Links with Jihadists from Somalia Increasingly Bring Battle to Kenyan Soil

Religious tensions mount in Kenya as church building is burned

Fire damage to Salvation Army Church in Mombasa, Kenya from Islamic extremist persecution. (Morning Star News)

Fire damage to Salvation Army Church in Mombasa, Kenya. (Morning Star News)

NAIROBI, Kenya, (Morning Star News) – Two weeks after Somalia-based Islamic extremists attacked a Nairobi shopping mall, Kenya saw another pocket of its territory turned into a battle zone on Friday (Oct. 4).

Responding to the shooting death on Thursday night (Oct. 3) of hard-line sheikh Ibrahim Omar and three others, Muslim youths from the Masjid Musa Mosque shouting “Allahu Akbar [God is Greater]” set fire to the Salvation Army Church building the following afternoon in the Majengo area on the outskirts of the coastal city of Mombasa, sources said.

Christians in Mombasa were still tense today, they said.

“The incident of burning the Salvation Army church is aimed at creating a religious conflict between the Christians and the Muslims,” Peter Karanja, general secretary of the National Christian Council of Kenya (NCCK), said in a press statement.

In the police response to the rampaging Muslim youths, including officers’ efforts to stop them from attacking a Pentecostal church in Mombasa, four people were reportedly killed and several others wounded.

Muslim leaders accused police of killing hard-line imam Omar as part of a campaign against Islamists following authorities’ much-criticized handling of the Sept. 21 assault on the Westgate Shopping Mall by members of the Islamic extremist Al Shabaab rebel militia. Omar was a student of sheikh Aboud Rogo, also mysteriously killed in his vehicle on the same road in August 2012, who had been accused of aiding in recruitment and funding for Al Shabaab.

At the Musa Mosque, some 200 meters from the partially burned Salvation Army Church building, Omar regularly “issued incendiary sermons against non-Muslims,” The Standard newspaper reported. According to Kenya’s National Intelligence Service, the imam had invited jihadists from Somalia to bomb targets in Nairobi and Mombasa in retaliation for the killing of Rogo, the newspaper reported.

“The Muslims living at the coastal area of Kenya do not want to see the existence of churches, and on many occasion they see this region not to be part of Kenya,” an area pastor told Morning Star News. “To them, the coastal region should be treated as an independent Islamic state.”

He added that the Majengo area is a hub of Islamic extremist activity. The same Salvation Army Church building was set ablaze last year in response to the killing of Rogo.
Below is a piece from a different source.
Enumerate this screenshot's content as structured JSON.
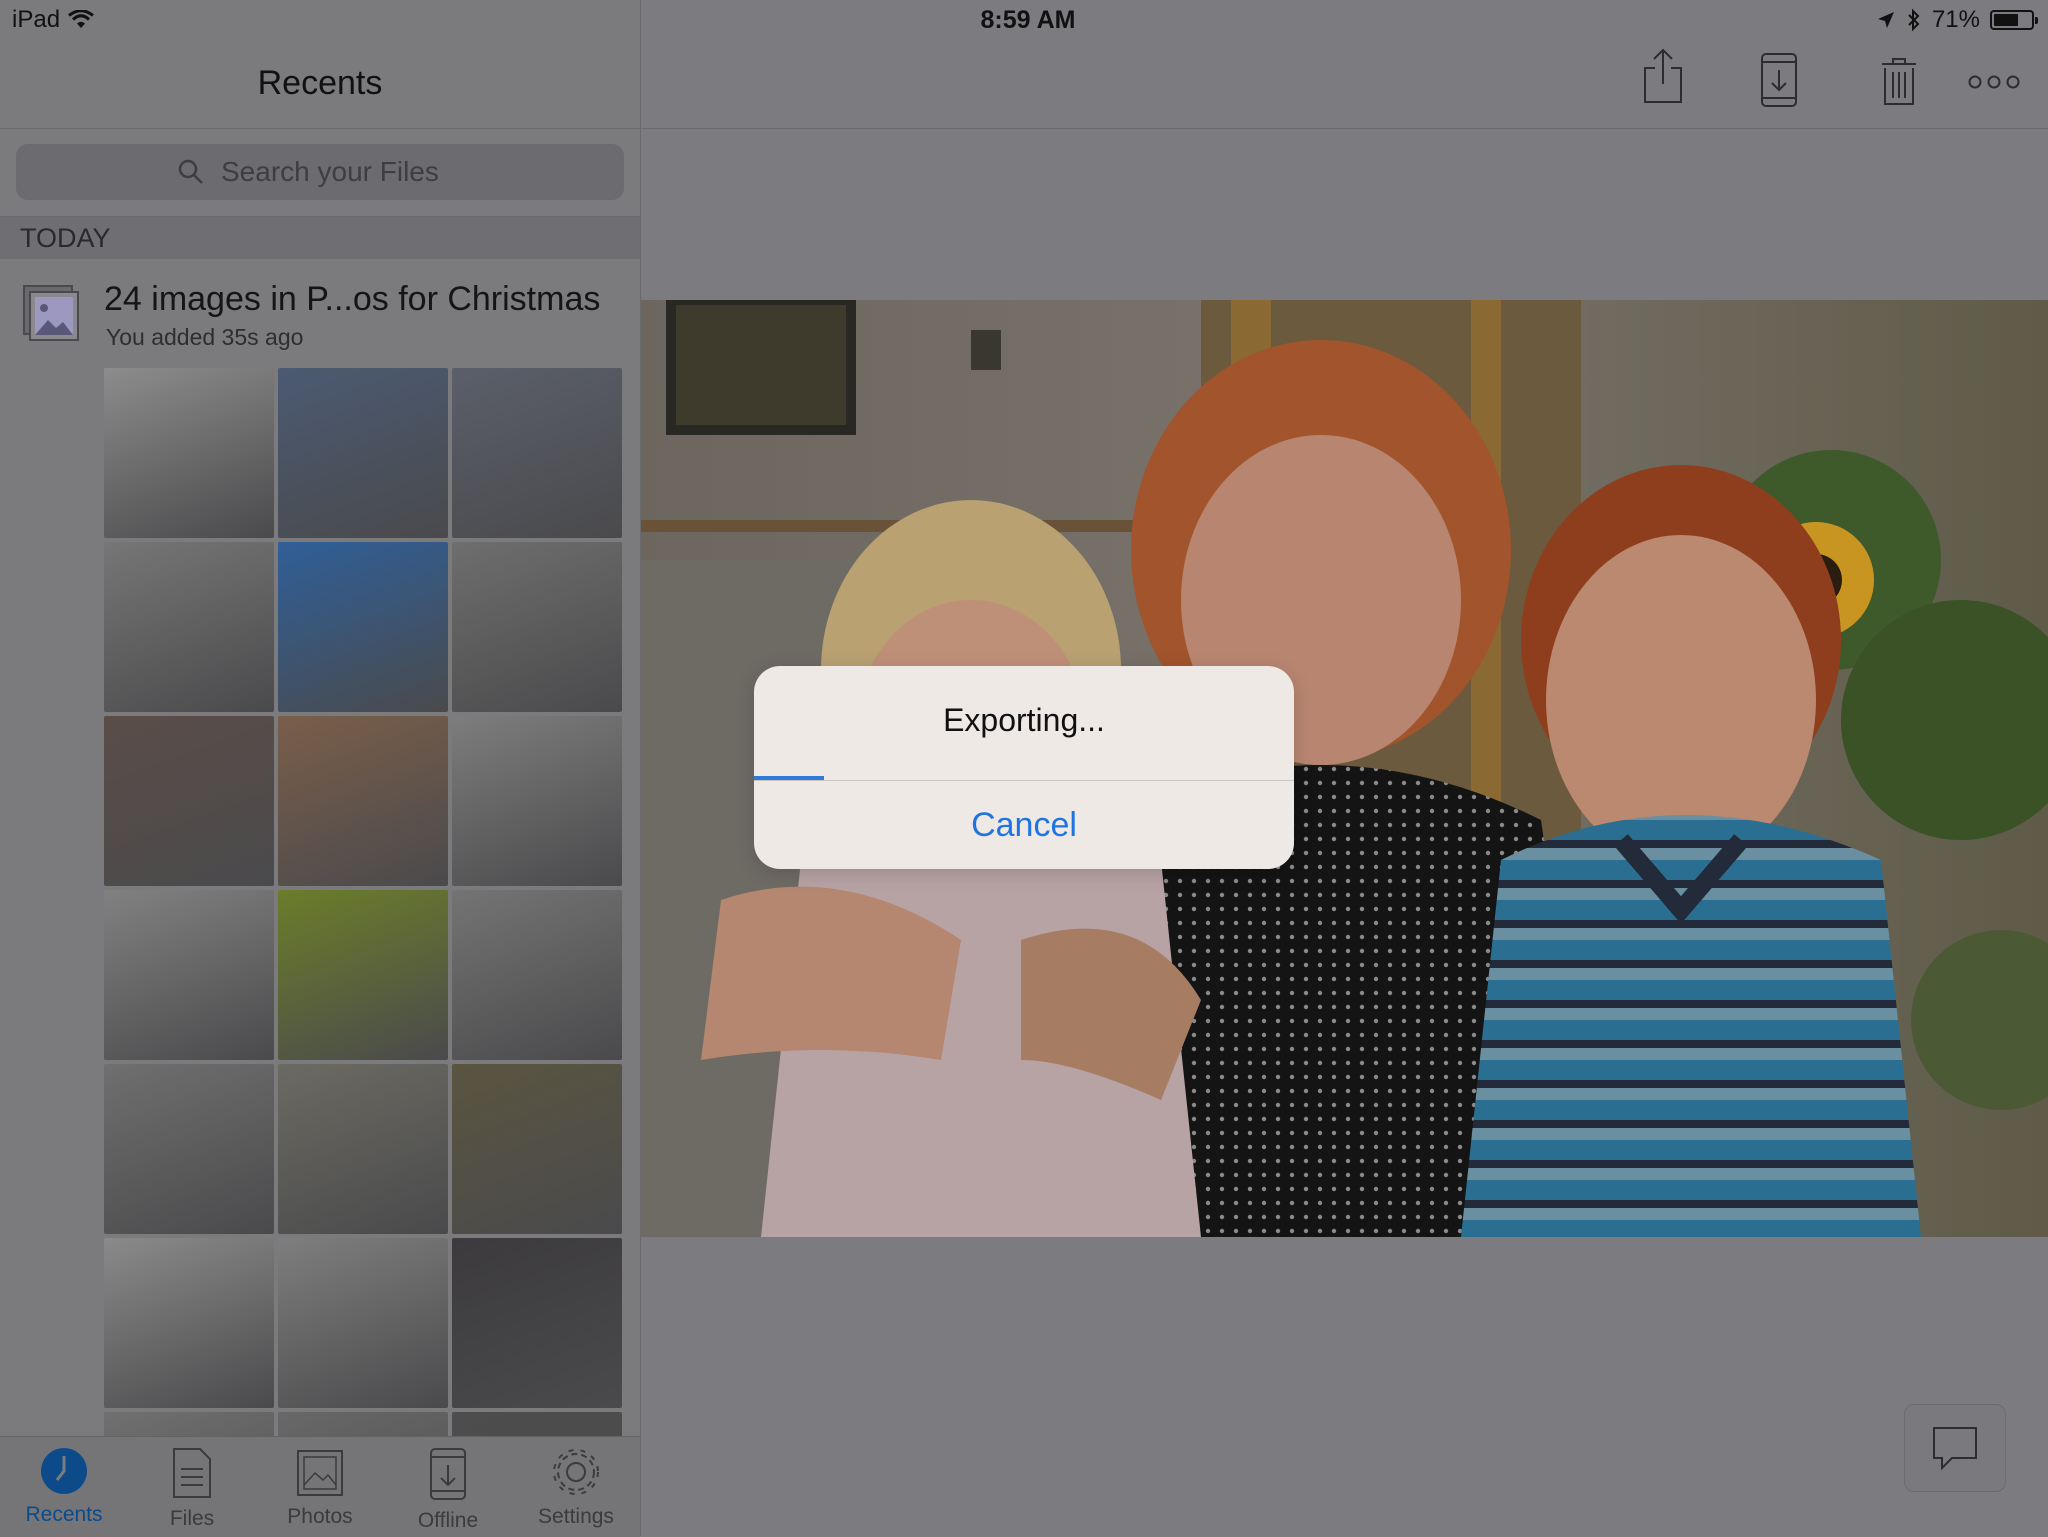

“We as the church living in the coastal region of Kenya have witnessed many times the church becoming a scapegoat for the Muslims as they release their anger,” another pastor told Morning Star News. “What has the church to do with the police killing the Muslim sheikh? Christians will not be cowed by this mayhem.”

Jihadist Links

Al Shabaab, which has joined with Al Qaeda, has recently come under the control of a faction that emphasizes international terrorist strikes rather than limiting activity to taking over Somalia, according to Robin Simcox of the Henry Jackson Society, a London-based think tank.

“Losing territory in areas such as Kismayo and Mogadishu has allowed Al Shabaab to focus more on perpetrating traditional terrorist attacks instead of having to control territory,” Simcox recently wrote in The Wall Street Journal. “In other words, the factors that give the impression that Al Shabaab is in turmoil are making the group even more dangerous. Turmoil has made it lash out.”

U.S. Navy Seals on Friday (Oct. 4) took part in a raid on the Somali coastal home of a Kenyan national who is an Al Shabaab leader, according to the The Associated Press. There were casualties among the Al Shabaab, but the targeted leader escaped. He was identified as Abdulkadir Mohamed Abdulkadir, a Kenyan who had planned attacks on Kenya’s parliament building and United Nations offices in Nairobi that were foiled.

The Al Shabaab attack on the upscale Westgate mall in Nairobi on Sept. 21 killed at least 67 people, with dozens still unaccounted for, according to authorities’ latest figures. Among those who escaped was a Christian accounts clerk named Joshua Hakim, according to an extensive account of the protracted stand-off in The Guardian.

Before an Israeli helped Hakim and at least a dozen others to escape through a third-floor fire escape, Hakim had repeated “Jesus is Lord” as he heard shots above and below him while on the interior balcony of the first floor, according to the Guardian account. He heard two armed men say in English, “Muslims, get out of here!”

Eventually Hakim approached one of the gunmen and showed him his voter card, covering his Christian name with his thumb, and the militant shouted at him to leave.

“An older man, of Indian origin, approached and was asked to name the mother of the prophet,” the Guardian reported. “When he hesitated, he was shot.”